# lock miter bit



## Woodboss53 (Sep 25, 2008)

What is the proper way to use a lock miter bit? I have not used one before. Should a 45degree angle be cut first?

Thanks


----------



## bobj3 (Jan 17, 2006)

MLCS Lock Mitre Router Bits

========



Woodboss53 said:


> What is the proper way to use a lock miter bit? I have not used one before. Should a 45degree angle be cut first?
> 
> Thanks


----------



## jw2170 (Jan 24, 2008)

G’day Jim

Welcome to the router forum. 

Thank you for joining us


----------



## xplorx4 (Dec 1, 2008)

Greetings Jim and welcome to the router forum.
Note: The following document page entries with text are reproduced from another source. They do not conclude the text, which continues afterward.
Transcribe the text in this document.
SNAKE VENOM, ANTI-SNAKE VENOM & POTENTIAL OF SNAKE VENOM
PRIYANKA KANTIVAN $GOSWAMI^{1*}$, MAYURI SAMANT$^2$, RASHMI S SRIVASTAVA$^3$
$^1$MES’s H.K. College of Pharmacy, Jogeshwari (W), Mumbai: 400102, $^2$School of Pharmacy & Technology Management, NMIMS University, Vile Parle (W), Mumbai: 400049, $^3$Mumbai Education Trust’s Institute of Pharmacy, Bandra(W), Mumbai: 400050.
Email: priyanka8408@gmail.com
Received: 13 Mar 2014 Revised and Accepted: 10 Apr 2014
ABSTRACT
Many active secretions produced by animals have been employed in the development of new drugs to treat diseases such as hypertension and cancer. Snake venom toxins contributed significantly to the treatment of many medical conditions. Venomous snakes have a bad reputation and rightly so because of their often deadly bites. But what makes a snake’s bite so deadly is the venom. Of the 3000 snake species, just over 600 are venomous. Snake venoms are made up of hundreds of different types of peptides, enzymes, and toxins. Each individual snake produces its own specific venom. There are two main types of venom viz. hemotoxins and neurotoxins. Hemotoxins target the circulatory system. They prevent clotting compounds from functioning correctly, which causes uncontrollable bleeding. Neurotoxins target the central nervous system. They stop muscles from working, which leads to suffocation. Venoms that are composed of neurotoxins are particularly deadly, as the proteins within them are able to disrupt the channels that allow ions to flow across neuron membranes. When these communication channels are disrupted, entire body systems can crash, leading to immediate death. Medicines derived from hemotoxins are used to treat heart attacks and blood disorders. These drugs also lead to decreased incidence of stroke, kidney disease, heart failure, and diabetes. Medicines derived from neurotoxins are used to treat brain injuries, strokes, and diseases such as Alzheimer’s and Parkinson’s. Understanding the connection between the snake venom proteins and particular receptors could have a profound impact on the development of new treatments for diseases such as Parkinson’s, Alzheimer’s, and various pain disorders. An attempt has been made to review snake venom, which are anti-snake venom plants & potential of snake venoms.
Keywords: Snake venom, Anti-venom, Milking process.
Thank you for joining us, and remember to have fun, build well and above all be safe.


----------



## jlord (Nov 16, 2009)

Hi Jim.
No need to cut the 45 first as the bit will cut this as you machine your part.


----------



## harrysin (Jan 15, 2007)

Woodboss53 said:


> What is the proper way to use a lock miter bit? I have not used one before. Should a 45degree angle be cut first?
> 
> Thanks


As mentioned already, the bit does it all in a single pass. There are at least three sizes of lock-mitre bits to cover a wide range of wood thickness. Although it is a difficult bit to set up initially, a little practice makes it fairly quick, especially if you keep a sample of each thickness wood that you successfully machine making the next set-up really fast. It is a very good joint and it's time for me to produce a project using lock-mitres.


----------



## Woodboss53 (Sep 25, 2008)

Thanks Harry. Does it work fairly well on plywood also?
Jim


----------